Annabelle apontou para um grande vão que havia na rocha, e dezenas de outras feiticeiras sairam dali e rodearam Kóra.
— O que querem de mim? — inquiriu Kóra, se sentindo ameaçada. — Onde está Alsvid?
— Alsvid? — disse a feiticeira com um leve sorriso. — Está falando daquele no teto?
Kóra olhou pra cima, e se deparou com Alsvid pendurado de ponta cabeça no teto, preso a uma corrente. Ele estava inconsciente, mas aparentava estar bem, pois nenhum ferimento era visível.
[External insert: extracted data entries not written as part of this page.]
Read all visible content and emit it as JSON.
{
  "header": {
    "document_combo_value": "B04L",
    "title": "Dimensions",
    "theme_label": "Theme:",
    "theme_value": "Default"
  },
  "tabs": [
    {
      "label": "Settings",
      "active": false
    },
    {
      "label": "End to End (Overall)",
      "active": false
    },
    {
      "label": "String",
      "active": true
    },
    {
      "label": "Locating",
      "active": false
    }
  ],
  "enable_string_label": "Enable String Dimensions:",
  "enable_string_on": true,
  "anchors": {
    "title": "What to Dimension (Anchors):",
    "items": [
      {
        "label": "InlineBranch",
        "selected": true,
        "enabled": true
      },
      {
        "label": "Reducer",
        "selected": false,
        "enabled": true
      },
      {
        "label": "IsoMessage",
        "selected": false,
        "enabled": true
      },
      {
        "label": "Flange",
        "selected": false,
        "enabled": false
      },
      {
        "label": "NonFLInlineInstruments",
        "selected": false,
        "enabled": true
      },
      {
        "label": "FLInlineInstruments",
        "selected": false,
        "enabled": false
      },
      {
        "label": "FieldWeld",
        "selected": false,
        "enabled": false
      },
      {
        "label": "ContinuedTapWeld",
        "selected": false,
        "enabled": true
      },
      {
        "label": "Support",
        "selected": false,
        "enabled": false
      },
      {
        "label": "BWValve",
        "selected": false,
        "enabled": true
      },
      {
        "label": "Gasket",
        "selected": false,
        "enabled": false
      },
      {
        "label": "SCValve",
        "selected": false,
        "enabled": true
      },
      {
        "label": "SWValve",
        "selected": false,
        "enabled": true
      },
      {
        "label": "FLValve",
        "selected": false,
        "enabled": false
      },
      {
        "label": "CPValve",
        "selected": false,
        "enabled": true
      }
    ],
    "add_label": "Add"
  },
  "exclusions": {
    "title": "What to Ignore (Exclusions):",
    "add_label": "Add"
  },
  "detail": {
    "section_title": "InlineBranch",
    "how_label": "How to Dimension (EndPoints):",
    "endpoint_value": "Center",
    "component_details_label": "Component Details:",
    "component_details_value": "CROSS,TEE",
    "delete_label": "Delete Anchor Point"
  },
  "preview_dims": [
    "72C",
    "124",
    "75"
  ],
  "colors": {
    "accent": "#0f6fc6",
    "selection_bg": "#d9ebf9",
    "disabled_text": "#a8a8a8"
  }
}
— Solte ele! — disse Kóra.
— Quer mesmo? Ele parece tão tranquilo dormindo no teto, como se fosse um morcego... — Annabelle riu e várias outras feiticeiras esboçaram ao menos um sorriso.
— Solte ele, sua...
— Ei, calma rainha — disse a feiticeira. — Alsvid! — ela gritou, e as paredes ecoaram o berro estridente.
O rapaz acordou de repente, assustado e confuso.
— Onde estou? — indagou ele. — Me tirem daqui!
Annabelle estalou os dedos e a corrente simplesmente ganhou vida, soltando Alsvid que caiu no chão, mas teve sua queda amortecida por um morrinho de areia bem fina que ali apareceu, de repente.
Kóra se levantou mancando, e abraçou Alsvid.
— Que lugar é esse? — indagou ele.
— É Skog!
— Skog? O que fazemos aqui?
Annabelle se antecipou na resposta:
— Eu trouxe você pois já sei de sua fama como escudeiro de Kóra, mas meu assunto aqui é com a rainha, então procure não atrapalhar.
— Mas que diabos você quer comigo, sua bruxa? — esbravejou Kóra.
— Mantenha a calma Kóra, apenas quero que me ajude em relação a essa guerra.
— E qual o seu interesse nessa guerra?
— Bem, o seu marido fez um trato comigo e não está cumprindo... Eu estou brava, muito brava.